Umat islam semestinya menjadi umat yang unggul dibandingkan dengan umat yang lain. Keunggulan umat islam tentu saja harus di ikat dengan ikatan yang layak dan benar. Ikatan tersebut tidak lain adalah akidah islam. Selain itu juga diikat dengan perasaan, penerimaan dan aturan yang sama untuk menjaga interaksi antara mareka. Bahkan dapat mengikat bangsa dan umat lain sehingga mereka disebut sebagai masyarakat islam.

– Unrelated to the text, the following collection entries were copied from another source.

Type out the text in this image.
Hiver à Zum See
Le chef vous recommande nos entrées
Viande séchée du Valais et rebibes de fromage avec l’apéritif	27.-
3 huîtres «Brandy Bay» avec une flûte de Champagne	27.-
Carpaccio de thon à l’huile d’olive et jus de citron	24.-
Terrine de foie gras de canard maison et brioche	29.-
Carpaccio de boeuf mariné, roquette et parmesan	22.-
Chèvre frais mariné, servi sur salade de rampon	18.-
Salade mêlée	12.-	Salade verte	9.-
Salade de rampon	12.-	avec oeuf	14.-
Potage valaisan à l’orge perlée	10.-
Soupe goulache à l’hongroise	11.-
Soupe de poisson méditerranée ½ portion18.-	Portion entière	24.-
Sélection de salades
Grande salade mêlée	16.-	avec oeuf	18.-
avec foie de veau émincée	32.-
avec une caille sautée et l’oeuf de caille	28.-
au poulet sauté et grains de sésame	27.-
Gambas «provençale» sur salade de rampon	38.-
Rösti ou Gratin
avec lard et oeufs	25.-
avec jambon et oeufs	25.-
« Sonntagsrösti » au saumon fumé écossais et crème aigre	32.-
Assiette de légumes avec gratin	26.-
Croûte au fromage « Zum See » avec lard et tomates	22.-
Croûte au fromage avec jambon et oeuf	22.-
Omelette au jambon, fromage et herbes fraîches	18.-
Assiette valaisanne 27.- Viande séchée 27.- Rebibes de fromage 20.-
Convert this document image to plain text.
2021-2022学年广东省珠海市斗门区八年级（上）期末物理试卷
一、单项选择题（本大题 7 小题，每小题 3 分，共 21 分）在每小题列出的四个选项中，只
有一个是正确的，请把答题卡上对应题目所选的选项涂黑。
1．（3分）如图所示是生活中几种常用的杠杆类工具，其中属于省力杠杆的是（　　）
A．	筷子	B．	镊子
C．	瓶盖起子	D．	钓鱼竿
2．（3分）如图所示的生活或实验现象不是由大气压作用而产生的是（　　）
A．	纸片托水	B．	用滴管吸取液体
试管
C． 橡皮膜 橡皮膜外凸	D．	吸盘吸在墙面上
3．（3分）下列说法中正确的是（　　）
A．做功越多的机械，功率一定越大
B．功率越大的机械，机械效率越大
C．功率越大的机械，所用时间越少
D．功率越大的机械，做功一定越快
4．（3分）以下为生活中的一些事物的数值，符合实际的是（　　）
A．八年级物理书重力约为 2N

Bersyukur Allah sudah menjadikan diri ini menjadi bagian dari umat islam, bahkan dapat beraktivitas dengan tujuan untuk melanjutkan kehidupan islam. Saya dengan beberapa teman lainnya, diikat dengan akidah islam tersebut. Di antara kami terjalin hubungan yang tidak sekedar hubungan pertemanan biasa. Suatu waktu menjadi ayah yang menasehati dan mengayomi, bahkan bisa menjadi saudara untuk saling membantu, termasuk kadang menjadi anak yang perlu disayangi. Bisa juga menjadi hubungan antara guru dan murid. Artinya hubungan antara kami bukanlah hubungan yang biasa. 

Istilah pertemanan ternyata ada beberapa tingkatan, apabila kita merujuk dari sisi bahasa. Khusus bahasa arab ada tingkatan tersebut. Diantaranya misalnya teman kerja, teman sebaya, teman ngobrol malam hari, teman minum, teman rapat, teman perjalanan, teman kesayangan, teman menasehati, teman rahasia, teman yang dicintai, teman setia/sehidup semati. Yang terakhir ini lah mungkin dapat diartikan sebagai wujud dari pertemanan yang di ikat dengan ikatan akidah dan dakwah sebagaimana Rasulullah saw dan para sahabat yaitu teman setia/ sehidup semati di jalan dakwah atau membela agama Allah SWT.

Perbincangan yang biasa kami lakukan dapat berubah-ubah, kadang kala kami membicarakan sesuatu yang serius, namun juga sesekali bercanda dan bersenda gurau. Bisa dalam cuaca yang panas sekali, namun hujan gerimis pun akan dilalui dalam rangka menghadiri atau bertemu antara satu dengan yang lain.

Padahal sebelumnya kami tidak pernah mengenal. Kalau berteman karena pekerjaan itu suatu keharusan karena setiap hari akan bertemu untuk melakukan pekerjaan tertentu. Mejadi teman sebaya juga akan menyesuaikan dengan lingkungan tempat tinggal karena sebagai tetangga. Namun ketika pertemanan ini dibangun dengan landasan akidah, maka akan terjadi ikatan emosional yang saling terkait antara satu dengan yang lainnya tanpa memandang asal kami darimana.

Perbicangan suatu malam diawali dengan menceritakan berbagai pengalaman pribadi baik dalam urusan dakwah, kehidupan sehari-hari, kondisi lingkungan tempat tinggal dan aktivitas dalam dunia kerja. Bercerita sambil menyeruput segelas kopi atau secangkir teh rempah dapat juga dilakukan. Bahkan sambil mengunyah makanan khas, baik lokal maupun luar daerah, atau bahkan makanan dari timur tengah.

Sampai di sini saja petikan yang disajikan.